He suggests that they should have a baby – but she has so many reservations. After all, she argues, the world is becoming increasingly polluted and a baby creates an awfully big carbon footprint. ‘Ten thousand tonnes of CO2. That’s the weight of the Eiffel Tower. I’d be giving birth to the Eiffel Tower.’ And… on reflection, maybe the checkout queue at Ikea wasn’t the best place for him to broach the subject in the first place.
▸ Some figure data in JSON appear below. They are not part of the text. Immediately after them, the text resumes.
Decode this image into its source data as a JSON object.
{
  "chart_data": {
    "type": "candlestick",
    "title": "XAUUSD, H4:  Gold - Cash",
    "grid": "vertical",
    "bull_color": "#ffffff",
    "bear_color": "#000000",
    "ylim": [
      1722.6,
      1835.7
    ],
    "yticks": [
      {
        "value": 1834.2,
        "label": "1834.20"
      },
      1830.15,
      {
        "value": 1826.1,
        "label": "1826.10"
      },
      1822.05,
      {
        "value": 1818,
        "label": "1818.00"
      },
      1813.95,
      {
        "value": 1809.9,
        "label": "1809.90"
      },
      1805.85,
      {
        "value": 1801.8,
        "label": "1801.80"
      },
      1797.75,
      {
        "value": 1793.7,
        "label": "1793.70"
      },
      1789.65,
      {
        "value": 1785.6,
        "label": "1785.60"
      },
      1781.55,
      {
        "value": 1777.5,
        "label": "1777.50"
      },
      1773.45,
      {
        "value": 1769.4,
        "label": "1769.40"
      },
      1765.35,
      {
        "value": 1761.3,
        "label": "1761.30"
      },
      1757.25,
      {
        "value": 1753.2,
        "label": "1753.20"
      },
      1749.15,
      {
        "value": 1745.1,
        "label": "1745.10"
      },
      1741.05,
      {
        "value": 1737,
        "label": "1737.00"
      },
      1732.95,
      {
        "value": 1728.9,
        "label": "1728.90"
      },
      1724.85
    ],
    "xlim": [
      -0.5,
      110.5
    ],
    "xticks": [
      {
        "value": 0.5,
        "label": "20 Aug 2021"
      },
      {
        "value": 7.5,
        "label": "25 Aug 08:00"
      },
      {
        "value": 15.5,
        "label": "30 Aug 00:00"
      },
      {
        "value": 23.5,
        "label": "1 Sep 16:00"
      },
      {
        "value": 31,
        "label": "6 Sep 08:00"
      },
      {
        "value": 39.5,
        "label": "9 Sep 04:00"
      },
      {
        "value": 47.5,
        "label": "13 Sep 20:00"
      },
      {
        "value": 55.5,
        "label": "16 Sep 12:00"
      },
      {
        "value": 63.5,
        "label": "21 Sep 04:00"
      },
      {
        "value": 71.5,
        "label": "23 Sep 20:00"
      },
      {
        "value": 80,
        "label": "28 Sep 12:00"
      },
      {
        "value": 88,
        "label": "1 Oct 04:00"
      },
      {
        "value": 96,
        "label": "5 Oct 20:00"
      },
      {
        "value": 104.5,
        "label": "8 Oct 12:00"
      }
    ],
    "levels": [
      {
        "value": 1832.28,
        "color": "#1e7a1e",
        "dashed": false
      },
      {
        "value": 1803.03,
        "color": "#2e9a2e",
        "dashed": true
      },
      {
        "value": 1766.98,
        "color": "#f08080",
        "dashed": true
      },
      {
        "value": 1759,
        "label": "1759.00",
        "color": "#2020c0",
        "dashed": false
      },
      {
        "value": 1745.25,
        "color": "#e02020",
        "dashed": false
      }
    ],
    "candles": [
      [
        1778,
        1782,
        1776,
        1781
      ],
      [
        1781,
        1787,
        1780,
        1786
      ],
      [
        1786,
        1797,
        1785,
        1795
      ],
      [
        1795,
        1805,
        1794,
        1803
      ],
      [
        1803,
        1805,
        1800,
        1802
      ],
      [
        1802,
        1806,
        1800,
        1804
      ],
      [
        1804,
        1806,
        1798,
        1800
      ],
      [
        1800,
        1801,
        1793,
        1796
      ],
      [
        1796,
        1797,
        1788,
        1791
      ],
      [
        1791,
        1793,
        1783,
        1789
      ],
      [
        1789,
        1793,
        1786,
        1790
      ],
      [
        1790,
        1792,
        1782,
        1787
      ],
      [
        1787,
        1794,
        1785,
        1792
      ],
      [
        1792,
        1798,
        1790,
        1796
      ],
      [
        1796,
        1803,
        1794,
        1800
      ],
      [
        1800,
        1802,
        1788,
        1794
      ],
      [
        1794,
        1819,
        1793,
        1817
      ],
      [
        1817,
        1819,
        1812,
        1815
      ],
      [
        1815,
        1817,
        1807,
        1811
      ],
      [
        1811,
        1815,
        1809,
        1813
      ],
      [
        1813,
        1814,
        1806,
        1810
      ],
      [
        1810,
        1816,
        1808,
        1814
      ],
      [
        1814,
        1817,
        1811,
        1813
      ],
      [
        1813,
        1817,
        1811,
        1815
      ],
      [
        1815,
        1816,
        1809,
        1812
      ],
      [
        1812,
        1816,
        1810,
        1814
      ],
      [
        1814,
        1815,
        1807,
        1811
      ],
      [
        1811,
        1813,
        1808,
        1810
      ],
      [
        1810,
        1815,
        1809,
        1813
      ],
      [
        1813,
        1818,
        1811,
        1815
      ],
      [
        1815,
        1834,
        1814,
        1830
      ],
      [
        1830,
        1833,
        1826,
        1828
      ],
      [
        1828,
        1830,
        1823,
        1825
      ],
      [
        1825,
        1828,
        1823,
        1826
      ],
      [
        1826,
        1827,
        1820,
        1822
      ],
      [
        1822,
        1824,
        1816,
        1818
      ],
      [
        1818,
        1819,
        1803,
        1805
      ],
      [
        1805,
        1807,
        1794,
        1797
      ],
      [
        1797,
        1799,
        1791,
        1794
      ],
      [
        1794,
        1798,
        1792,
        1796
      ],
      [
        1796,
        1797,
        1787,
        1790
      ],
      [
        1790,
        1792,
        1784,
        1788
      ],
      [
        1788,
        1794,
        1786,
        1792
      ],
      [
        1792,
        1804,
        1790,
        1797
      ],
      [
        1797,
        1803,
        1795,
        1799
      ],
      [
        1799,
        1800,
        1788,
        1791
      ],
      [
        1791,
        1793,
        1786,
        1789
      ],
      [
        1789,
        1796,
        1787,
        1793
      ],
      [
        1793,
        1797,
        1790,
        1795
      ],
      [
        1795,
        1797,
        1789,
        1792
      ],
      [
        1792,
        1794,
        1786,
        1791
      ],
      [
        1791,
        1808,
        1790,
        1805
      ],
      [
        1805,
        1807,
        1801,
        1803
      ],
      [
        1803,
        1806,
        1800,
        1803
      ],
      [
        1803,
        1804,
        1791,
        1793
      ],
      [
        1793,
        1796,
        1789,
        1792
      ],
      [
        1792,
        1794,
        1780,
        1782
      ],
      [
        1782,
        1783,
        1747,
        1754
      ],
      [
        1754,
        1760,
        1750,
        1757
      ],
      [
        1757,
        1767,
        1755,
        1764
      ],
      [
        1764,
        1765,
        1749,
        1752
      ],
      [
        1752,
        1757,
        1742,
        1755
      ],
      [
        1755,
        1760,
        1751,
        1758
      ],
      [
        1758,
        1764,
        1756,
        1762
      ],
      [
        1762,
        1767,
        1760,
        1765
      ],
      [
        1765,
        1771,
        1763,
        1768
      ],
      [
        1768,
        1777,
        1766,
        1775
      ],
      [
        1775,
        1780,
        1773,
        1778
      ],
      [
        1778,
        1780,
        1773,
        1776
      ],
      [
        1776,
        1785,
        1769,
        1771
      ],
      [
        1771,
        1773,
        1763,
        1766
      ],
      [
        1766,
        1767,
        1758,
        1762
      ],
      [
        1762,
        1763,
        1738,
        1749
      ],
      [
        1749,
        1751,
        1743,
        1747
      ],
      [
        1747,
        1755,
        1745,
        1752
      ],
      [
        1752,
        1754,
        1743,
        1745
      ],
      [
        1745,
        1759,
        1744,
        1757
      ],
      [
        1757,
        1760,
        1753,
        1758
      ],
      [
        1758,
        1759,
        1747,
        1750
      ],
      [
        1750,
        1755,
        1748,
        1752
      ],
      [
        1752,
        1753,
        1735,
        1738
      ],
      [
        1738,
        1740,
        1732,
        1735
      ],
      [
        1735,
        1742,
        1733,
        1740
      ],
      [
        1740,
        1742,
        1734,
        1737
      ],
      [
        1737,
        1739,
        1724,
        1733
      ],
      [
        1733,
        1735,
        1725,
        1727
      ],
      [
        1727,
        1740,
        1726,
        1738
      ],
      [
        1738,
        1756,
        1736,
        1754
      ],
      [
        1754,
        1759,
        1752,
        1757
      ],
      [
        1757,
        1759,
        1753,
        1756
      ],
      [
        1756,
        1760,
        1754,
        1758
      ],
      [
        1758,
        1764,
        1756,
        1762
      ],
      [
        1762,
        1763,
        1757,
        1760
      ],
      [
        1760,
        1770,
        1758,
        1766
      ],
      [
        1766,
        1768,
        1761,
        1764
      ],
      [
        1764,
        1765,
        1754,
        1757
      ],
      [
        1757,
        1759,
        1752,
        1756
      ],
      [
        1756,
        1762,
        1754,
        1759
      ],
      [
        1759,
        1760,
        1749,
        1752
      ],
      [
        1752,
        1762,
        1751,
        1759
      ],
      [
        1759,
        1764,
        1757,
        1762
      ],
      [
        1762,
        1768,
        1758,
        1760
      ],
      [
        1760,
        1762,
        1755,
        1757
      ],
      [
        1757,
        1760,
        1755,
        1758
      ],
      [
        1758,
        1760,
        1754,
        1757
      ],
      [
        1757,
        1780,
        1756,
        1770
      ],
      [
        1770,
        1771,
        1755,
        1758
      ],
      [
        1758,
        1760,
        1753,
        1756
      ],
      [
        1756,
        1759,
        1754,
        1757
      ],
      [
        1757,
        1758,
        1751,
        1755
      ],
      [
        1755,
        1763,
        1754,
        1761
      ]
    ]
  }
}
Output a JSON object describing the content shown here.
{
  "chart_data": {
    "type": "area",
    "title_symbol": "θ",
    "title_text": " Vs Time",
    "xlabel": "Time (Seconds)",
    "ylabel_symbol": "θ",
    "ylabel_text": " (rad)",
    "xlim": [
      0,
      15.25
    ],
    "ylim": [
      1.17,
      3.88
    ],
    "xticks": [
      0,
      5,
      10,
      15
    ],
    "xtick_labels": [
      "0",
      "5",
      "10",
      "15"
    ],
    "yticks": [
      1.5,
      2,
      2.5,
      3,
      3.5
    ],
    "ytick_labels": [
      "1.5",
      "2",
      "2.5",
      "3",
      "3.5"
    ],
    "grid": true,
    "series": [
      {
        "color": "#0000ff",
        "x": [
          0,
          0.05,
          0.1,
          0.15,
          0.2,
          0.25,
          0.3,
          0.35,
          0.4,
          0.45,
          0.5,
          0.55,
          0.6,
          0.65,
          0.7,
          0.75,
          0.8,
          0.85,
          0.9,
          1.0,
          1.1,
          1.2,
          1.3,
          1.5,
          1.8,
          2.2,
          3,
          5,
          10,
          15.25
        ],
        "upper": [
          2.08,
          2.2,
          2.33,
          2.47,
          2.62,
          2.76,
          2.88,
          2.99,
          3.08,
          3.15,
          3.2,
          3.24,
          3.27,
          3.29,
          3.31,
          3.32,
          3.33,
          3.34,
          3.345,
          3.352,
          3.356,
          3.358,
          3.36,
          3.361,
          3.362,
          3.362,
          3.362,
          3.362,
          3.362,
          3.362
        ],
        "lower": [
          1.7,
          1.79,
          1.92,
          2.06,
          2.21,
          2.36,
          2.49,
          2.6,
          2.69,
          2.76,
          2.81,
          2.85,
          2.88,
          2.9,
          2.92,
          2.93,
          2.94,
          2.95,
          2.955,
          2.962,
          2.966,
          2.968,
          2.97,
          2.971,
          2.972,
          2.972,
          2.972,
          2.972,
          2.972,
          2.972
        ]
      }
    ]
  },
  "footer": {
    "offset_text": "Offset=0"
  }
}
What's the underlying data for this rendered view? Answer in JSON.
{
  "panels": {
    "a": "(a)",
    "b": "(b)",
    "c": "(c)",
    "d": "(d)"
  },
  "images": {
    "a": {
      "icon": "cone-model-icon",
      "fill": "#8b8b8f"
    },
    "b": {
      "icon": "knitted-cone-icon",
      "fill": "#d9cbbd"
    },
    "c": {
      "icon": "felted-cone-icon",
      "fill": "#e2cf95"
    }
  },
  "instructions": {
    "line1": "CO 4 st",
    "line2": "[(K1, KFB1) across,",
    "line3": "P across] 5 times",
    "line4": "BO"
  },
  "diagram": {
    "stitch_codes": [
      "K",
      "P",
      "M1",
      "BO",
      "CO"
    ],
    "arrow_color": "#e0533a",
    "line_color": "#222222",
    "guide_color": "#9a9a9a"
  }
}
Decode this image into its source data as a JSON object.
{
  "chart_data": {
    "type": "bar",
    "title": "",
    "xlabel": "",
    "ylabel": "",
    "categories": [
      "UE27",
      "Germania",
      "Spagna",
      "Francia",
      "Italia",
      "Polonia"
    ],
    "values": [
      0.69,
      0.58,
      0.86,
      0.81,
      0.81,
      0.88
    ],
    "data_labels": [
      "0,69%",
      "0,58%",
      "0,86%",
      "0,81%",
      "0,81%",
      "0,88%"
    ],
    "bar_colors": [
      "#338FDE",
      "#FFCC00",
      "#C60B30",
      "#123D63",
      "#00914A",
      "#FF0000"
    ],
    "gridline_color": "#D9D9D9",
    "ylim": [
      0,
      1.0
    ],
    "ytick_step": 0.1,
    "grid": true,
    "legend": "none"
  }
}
On a grey, rainy day in Edinburgh, Lungs by Duncan Macmillan is a breath of fresh air. The witty, sparkling script picks you up by the scruff of the neck and hurls you along in a series of perfectly created flash-forwards as the couple argue, chatter, break up and make up. On route, they suffer all the emotions under the sun as they attempt, by hook or by crook, to become parents. Will they get there? We they end up together? You’ll have to see the play to find out but the snug confines of Paines Plough are the perfect place to watch such a delicious confection and I’m happy to report that the venue was packed. I laughed a lot and in a couple of places my eyes filled with involuntary tears because there are moments in here that everyone can identify with and some moments we all hope we’ll never experience. You’ll emerge from the experience feeling wrung out.
As the young couple, Sian Reece-Williams and Abdul Sallis are every bit as assured as they are in Dennis Kelly’s Our Teacher’s A Troll (also at this venue) and as the story accelerates towards it’s poignant but inevitable conclusion, you’ll be with them every step of the way. Clever, dazzling, intelligent, this is a perfect delight and it’s not to be missed.